Wesentliche Veränderungen sind u.a.:
– Vor Erstinbetriebnahme einer neuen Aufzugsanlage (oder Inbetriebnahme
   nach wesentlichen Änderungen) muß vom Betreiber bei der ZÜS eine
   gesonderte – von der Abnahmeprüfung der Anlage unabhängige – „Prüfung vor
   Inbetriebnahme“ beantragt werden, in der u.a. bautechnische Belange geprüft
   werden.
– Betreiber sind verpflichtet, für jede Anlage einen Notfallplan (Stichtag 31.05.2016), sowie
   eine Gefährdungsbeurteilung zu erstellen.
– Betreiber müssen die Anlagen entprechend dem aktuellen Stand der
   Sicherheitstechnik betreiben und Ihre Aufzüge regelmäßig auf die
  Übereinstimmung mit aktuellem Regelwerk überprüfen/ ggf.

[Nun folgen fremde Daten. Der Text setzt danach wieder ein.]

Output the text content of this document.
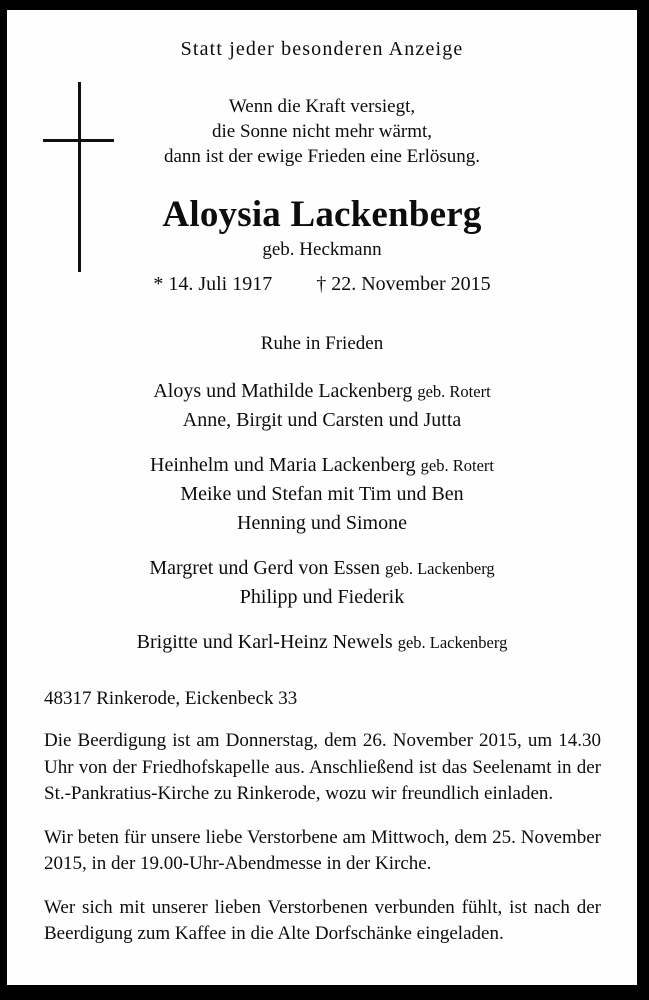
Statt jeder besonderen Anzeige
Wenn die Kraft versiegt,
die Sonne nicht mehr wärmt,
dann ist der ewige Frieden eine Erlösung.
Aloysia Lackenberg
geb. Heckmann
* 14. Juli 1917 † 22. November 2015
Ruhe in Frieden
Aloys und Mathilde Lackenberg geb. Rotert
Anne, Birgit und Carsten und Jutta
Heinhelm und Maria Lackenberg geb. Rotert
Meike und Stefan mit Tim und Ben
Henning und Simone
Margret und Gerd von Essen geb. Lackenberg
Philipp und Fiederik
Brigitte und Karl-Heinz Newels geb. Lackenberg
48317 Rinkerode, Eickenbeck 33
Die Beerdigung ist am Donnerstag, dem 26. November 2015, um 14.30 Uhr von der Friedhofskapelle aus. Anschließend ist das Seelenamt in der St.-Pankratius-Kirche zu Rinkerode, wozu wir freundlich einladen.
Wir beten für unsere liebe Verstorbene am Mittwoch, dem 25. November 2015, in der 19.00-Uhr-Abendmesse in der Kirche.
Wer sich mit unserer lieben Verstorbenen verbunden fühlt, ist nach der Beerdigung zum Kaffee in die Alte Dorfschänke eingeladen.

Nachrüstungen
  durchführen lassen oder wirksame alternative Sicherheitsmaßnahmen treffen.
– Vernachlässigung von regelmäßigen Wartungen oder vorgeschriebenen
   Prüfungen können als Ordungswidrigkeiten geahndet werden.
– zwingende Nachrüstung einer „Zweiwege-Kommunikationseinrichtung“ (Notrufsystem)
   bis 31.12.2020
Einen Notfallplan, ein Formular zur Gefährdungsbeurteilung und/ oder Beantragung der „Prüfung vor Inbetriebnahme“ finden Sie unter SUPPORT zum Download und zur individuellen Bearbeitung und Anpassung an die Gegebenheiten Ihrer Aufzuganlage.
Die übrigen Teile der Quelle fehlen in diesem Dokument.